Improving risk assessment capabilities leads to underwriters making better decisions. They make better decisions about coverage. They are able to do more with customization. They can apply risk differentiation more accurately, based on each buyer’s circumstances.

Managing Risk Proactively

Insurance, regardless of specific industries, is a risk-based business. Risk is everything in insurance. So in the cyber realm, underwriters really need the ability to manage their risks proactively. Threat intelligence makes it possible.

Threat intelligence offers an early warning system that alerts insurers to potential trouble. A provider can intervene to help mitigate the damage. It also encourages underwriters to work with clients by providing fresh exposure data they can do something with.

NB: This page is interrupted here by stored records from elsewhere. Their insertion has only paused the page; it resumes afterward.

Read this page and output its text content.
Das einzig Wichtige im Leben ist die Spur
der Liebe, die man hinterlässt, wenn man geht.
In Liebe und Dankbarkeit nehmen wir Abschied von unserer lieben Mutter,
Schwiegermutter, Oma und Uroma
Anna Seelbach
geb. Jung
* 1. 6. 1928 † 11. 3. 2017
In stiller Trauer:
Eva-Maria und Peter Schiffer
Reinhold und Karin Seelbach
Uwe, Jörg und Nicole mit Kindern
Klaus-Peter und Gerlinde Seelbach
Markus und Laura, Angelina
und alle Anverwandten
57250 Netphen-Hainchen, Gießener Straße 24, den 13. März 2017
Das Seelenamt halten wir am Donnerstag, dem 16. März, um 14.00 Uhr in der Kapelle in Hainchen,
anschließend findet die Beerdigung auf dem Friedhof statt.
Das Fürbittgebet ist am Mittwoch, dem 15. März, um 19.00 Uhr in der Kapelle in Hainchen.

When claims are made, threat intelligence and data can enhance the process. Solid data dives deeply into the nature and scope of an attack. It contributes to more effective incident management. Threat intelligence can even help uncover fraudulent claims.

Better Policies and Pricing

The end result of incorporating threat intelligence into cyber insurance underwriting should be better policies and pricing. Interestingly, both are signs that a particular line of insurance is maturing. Cyber insurance could certainly use a bit of maturity these days. But in fairness to carriers, insuring against cyber-attacks is still relatively new. It is going to take time to iron things out.

In the meantime, threat intelligence providers are helping organizations better protect themselves against threats. This is good news for the insurance industry. When organizations practice better security, they are less likely to be subject to costly breaches. Carriers ultimately spend less money reimbursing recovery expenses. Everybody wins while insurance underwriting gradually matures.